Dizini Paiva'nın dizine vurup sonrasında onu kendine çekti.
"Devler ve iblislerin birbirine alışması gerekiyordu Druce. İnsan forumunda daha kolay olacağını düşündüm."
Bu fikir kendisini de rahatlatmıştı. İblislerin varlığına hala alışamadığını fark etti. Devlerle gerçeklikte vakit geçirmiş, onları dost hatta bir sevgili olarak kabul etmişti ama iblisler hala Paiva için bir bilinmezlikti. Kendisini bildiğinden beri onlar tarafından öldürülme düşüncesiyle yaşamıştı. Sadece Druce onun için güvenilir bir limandı.Bir de Ludvig... Ona kızgındı evet ama terk ettiği düşüncesinden çok ona kendisini unutturmaya çalıştığı içindi bu kızgınlığı. Hiç tanışmamışlar gibi hiç olmamış gibi. Bu düşünce onu ürpertiyordu ve McCool aynı şekilde düşünmüyordu.
"Zoru başarıyoruz küçük kardeş. Sen ve ben daima birlikte."
"Seninle aynı göğün altında oturmak çok güzel," dedi Paiva. "Balor ve onun kötülükleri bile bir süreliğine rafa kalkıyor Druce.
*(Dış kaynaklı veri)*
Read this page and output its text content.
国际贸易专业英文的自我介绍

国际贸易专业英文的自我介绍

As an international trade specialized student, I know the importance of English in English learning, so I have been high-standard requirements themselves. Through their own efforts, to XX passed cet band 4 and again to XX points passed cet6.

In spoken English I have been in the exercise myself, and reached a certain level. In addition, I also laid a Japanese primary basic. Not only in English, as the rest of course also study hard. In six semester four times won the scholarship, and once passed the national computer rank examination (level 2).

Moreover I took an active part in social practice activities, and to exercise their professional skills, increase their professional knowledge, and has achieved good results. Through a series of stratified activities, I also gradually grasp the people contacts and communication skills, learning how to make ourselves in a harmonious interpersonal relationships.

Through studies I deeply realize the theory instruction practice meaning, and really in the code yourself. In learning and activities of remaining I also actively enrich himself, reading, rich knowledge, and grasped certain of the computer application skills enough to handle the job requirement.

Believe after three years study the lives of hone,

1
Sen güven veriyorsun."
"Senin için böyle," dedi Druce, bu defa omuzuyla ona vurdu. Ufak basit dokunuşları asla üzerinden çekmiyordu. "İblislerin büyük bir kısmı için hainim, diğer kısmı için de Baldemar'ın oğlu, piyonu, kuklasıyım."
"Sen onların liderisin," dedi Paiva, kaşlarını çatarak. Druce'u üzen her şeyi yok etmek istiyordu. "Onlar sana güveniyor. Ayrıca belli ki bazı devler de öyle."
Druce, kendisini ona doğru çevirdi. Kardeşinin parıldayan gözlerinde gizlenmiş haylaz ifadeyi yakalamıştı. "Devlerin bana güvendiğini hiç sanmıyorum ufaklık. Eğer sen olmasaydın şu an birbirimizi öldürüyor olurduk. Onlar sana güveniyor."
"Éirinn?"
"Ah, şu Tanrıça! Kız da tam bir McCool inadı ve öz güveni var. Paiva, tutsakken bile Asilleri öldürmeyi başardı. Gördüğü her iblisi öldürmeye çalışıyor ve bunda başarılı da oluyor. Kırmızılar yoluna çıkmamaya özen gösteriyor. Sen de tutmuş onun bana güvendiğini mi söylüyorsun? Daha akıllı olduğunu sanıyordum küçük kardeş."
Paiva, başını onun omzuna yaslayıp gülmesini gizlemeye çalıştı. Druce birçok konuda bilgili ve bilge biri olabilirdi ama söz konusu kadınlar olduğunda ne yazık ki sınıfta kalıyordu. Daha önce kadınlar hakkında hiç sevmek ya da sevilmek üzerine düşünmemişti. Yaşadığı yer ona kadınları hor görmesini ve kullanmasını öğretmişti ama Druce, sevmek ve sevilmek için birini bulmuştu. Paiva, Druce'un birgün kardeş sevgisinden çok daha farklı bir sevgiyle bir kadına tutulmasını diliyordu. "Druce, onu seni öldürmeye çalışırken izledim. Yani sanırım pek başarılı olmayı istemiyordu. Ayrıca ona saldırdığımda beni değil Éirinn'i tuttun ve kız sana zarar vermedi. Bence seninle oynamak hoşuna gitti."
"Saçma sapan konuşma Paiva! Eğer fırsatını bulursa sahiden öldürebilir."
Paiva, başını kaldırıp ona baktı. Tek kaşı yukarı kavislenmiş ve yüzünde kendini beğenmiş bir ifade vardı. "Tamam tamam bunu başaramaz elbette. Yine de onun olduğu her yerde dikkatli oluyorum. Ah kutsal ruhlar, bir kere cehennem alevlerini tuttu biliyor musun? O minik Tanrıça da göründüğünden daha fazla şey var küçük kardeş."
"Bence de," dedi Paiva. Bu defa ciddi konular üzerine düşünüyordu. "Ludvig gelmeden önce bakışları pek normal değildi. Gözleri içime işlemişti sanki. Canım yanmadı ama tuhaftı, sanki her an acıyla kıvranacakmışım gibi hissettim."
Druce da tıpkı Paiva gibi ciddileşti. "O bir yok edici," dedi."Bir yanım seni ondan uzak tutmak isterken diğer yanım Éirinn'in planımız için işimize çok yarayacağını söylüyor."
"Anlamadım, Éirinn'in ne olduğunu düşünüyorsun?"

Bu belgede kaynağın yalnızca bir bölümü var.